2) The 19 kb library was showing some very strange behavior. Though the binning worked well the assemblies were off ( NG50 ~ 1.12 Mb and genome size of ~268 Mb - this can never happen probably).Also when I looked at [UNITIGGING/OVERLAPS] the unique overlaps were only ~ 41 %. I am attaching reports for both haplotypes.
( I repeated the assembly again assuming I did some mistake while running it initially. But I got the same results . I also assembled the 11 kb library but since it had around ~19X per haplotype, I was not expecting great results. But it gave me quite a decent assembly given the low depth (NG50 of ~5Mb). The error rate of 19 kb library is somewhere in between 11kb & 24 kb and the assembly worked well for both 11kb and 24 kb with correctedErrorRate=0.015 and is not working for 19kb library. Any reason why?. Also I mapped the haplotype seperated reads of 19kb library to the the A4 and ISO1 current reference and I saw no bias in coverage (uniform coverage across all major chromosomal arms) )

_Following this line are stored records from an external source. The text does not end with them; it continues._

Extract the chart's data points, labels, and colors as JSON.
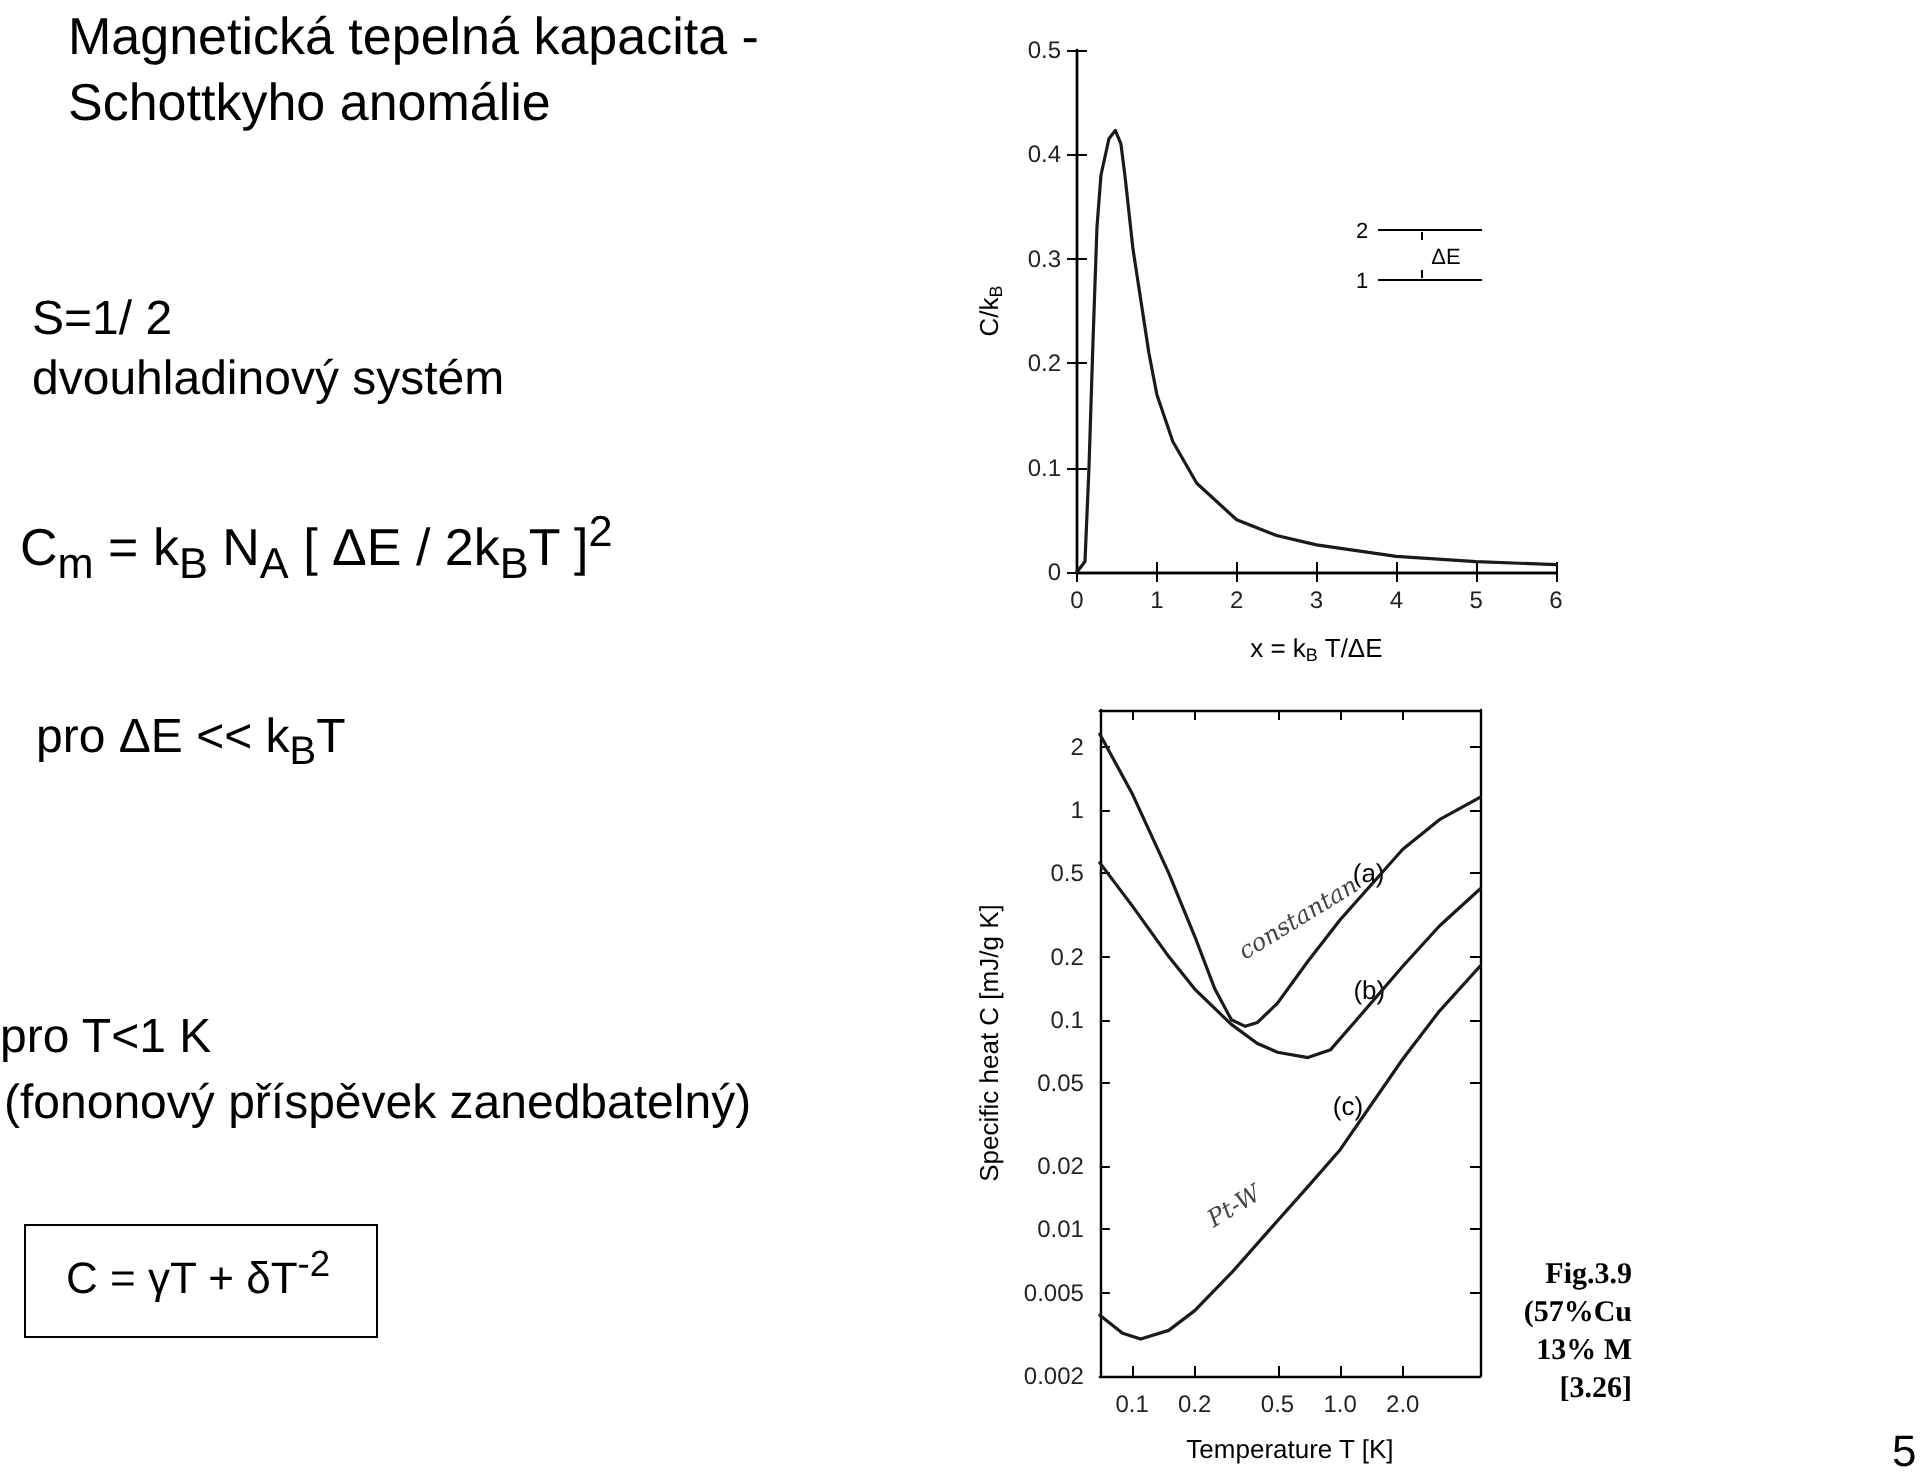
{
  "chart_data": [
    {
      "type": "other",
      "title": "Magnetická tepelná kapacita - Schottkyho anomálie",
      "annotations": [
        "S=1/ 2",
        "dvouhladinový systém",
        "C$_{m}$ = k$_{B}$ N$_{A}$ [ ΔE / 2k$_{B}$T ]$^{2}$",
        "pro  ΔE << k$_{B}$T",
        "pro T<1 K",
        "(fononový příspěvek zanedbatelný)",
        "C = γT + δT$^{-2}$",
        "5"
      ]
    },
    {
      "type": "line",
      "xlabel": "x = k$_{B}$ T/ΔE",
      "ylabel": "C/k$_{B}$",
      "xlim": [
        0,
        6
      ],
      "ylim": [
        0,
        0.5
      ],
      "xticks": [
        0,
        1,
        2,
        3,
        4,
        5,
        6
      ],
      "yticks": [
        0,
        0.1,
        0.2,
        0.3,
        0.4,
        0.5
      ],
      "grid": false,
      "marker": "none",
      "line_style": "solid",
      "annotations": [
        "2",
        "1",
        "ΔE"
      ],
      "series": [
        {
          "color": "#1a1a1a",
          "x": [
            0,
            0.1,
            0.15,
            0.2,
            0.25,
            0.3,
            0.4,
            0.48,
            0.55,
            0.6,
            0.7,
            0.8,
            0.9,
            1,
            1.2,
            1.5,
            2,
            2.5,
            3,
            4,
            5,
            6
          ],
          "values": [
            0,
            0.01,
            0.1,
            0.22,
            0.33,
            0.38,
            0.415,
            0.423,
            0.41,
            0.38,
            0.31,
            0.26,
            0.21,
            0.17,
            0.125,
            0.085,
            0.05,
            0.035,
            0.026,
            0.015,
            0.01,
            0.007
          ]
        }
      ]
    },
    {
      "type": "line",
      "xlabel": "Temperature T [K]",
      "ylabel": "Specific heat C [mJ/g K]",
      "log": "xy",
      "xlim": [
        0.07,
        4.7
      ],
      "ylim": [
        0.002,
        3
      ],
      "xticks": [
        0.1,
        0.2,
        0.5,
        {
          "value": 1,
          "label": "1.0"
        },
        {
          "value": 2,
          "label": "2.0"
        }
      ],
      "yticks": [
        0.002,
        0.005,
        0.01,
        0.02,
        0.05,
        0.1,
        0.2,
        0.5,
        1,
        2
      ],
      "grid": false,
      "marker": "none",
      "line_style": "solid",
      "annotations": [
        {
          "text": "(a)",
          "x": 1.37,
          "y": 0.5
        },
        {
          "text": "(b)",
          "x": 1.38,
          "y": 0.139
        },
        "(c)",
        "constantan",
        "Pt-W",
        "Fig.3.9",
        "(57%Cu",
        "13% M",
        "[3.26]"
      ],
      "series": [
        {
          "color": "#1a1a1a",
          "x": [
            0.07,
            0.1,
            0.15,
            0.2,
            0.25,
            0.3,
            0.35,
            0.4,
            0.5,
            0.7,
            1,
            2,
            3,
            4.7
          ],
          "values": [
            2.3,
            1.2,
            0.5,
            0.25,
            0.14,
            0.1,
            0.093,
            0.097,
            0.12,
            0.19,
            0.3,
            0.65,
            0.9,
            1.15
          ]
        },
        {
          "color": "#1a1a1a",
          "x": [
            0.07,
            0.1,
            0.15,
            0.2,
            0.3,
            0.4,
            0.5,
            0.7,
            0.9,
            1.2,
            2,
            3,
            4.7
          ],
          "values": [
            0.56,
            0.35,
            0.2,
            0.14,
            0.095,
            0.077,
            0.07,
            0.066,
            0.072,
            0.1,
            0.18,
            0.28,
            0.42
          ]
        },
        {
          "color": "#1a1a1a",
          "x": [
            0.07,
            0.09,
            0.11,
            0.15,
            0.2,
            0.3,
            0.5,
            0.7,
            1,
            2,
            3,
            4.7
          ],
          "values": [
            0.0039,
            0.0032,
            0.003,
            0.0033,
            0.0041,
            0.0062,
            0.011,
            0.016,
            0.024,
            0.065,
            0.11,
            0.18
          ]
        }
      ]
    }
  ]
}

Also since the official release of Canu 1.9 (a week back) the -pacbio-hifi option started getting supported (Previously I did not try it since I read in one of the issues that it was still experimental). So I decided to give it a try on both 19kb and 24kb libraries. I only did the ISO1 haplotype for testing. The binning statistics were same as the previous assemblies
Version : Canu 1.9 release
For 24 kb library the stats are as follows
The report : 24kb_hifi_par.ISO1A4-haplotype_ISO1.report.txt
For 19kb libraray the stats are as follows
The report : 19kb_hifi_par_ISO1A4-haplotype_ISO1.report.txt
Now it seems the 19kb library is working and it gave us a slightly better assembly as compared to 24 kb one.(Though the NG50 looks better as compared to --pacbio-corrected one . When I looked at the biggest contig ((40 Mb and 31 Mb) ) in both of them , it had joined two big chunks of different chromosomal arms. Also the genome size we are getting is a little less than the previous --pacbio-corrected assemblies). The coverage shown in the canu report is less than the input coverage but I am guessing that is because the reads are homo-polymer compressed. The error rate used for --pacbio-hifi assembly was correctedErrorRate=0.025 . Any particular reason for increasing it from 0.015.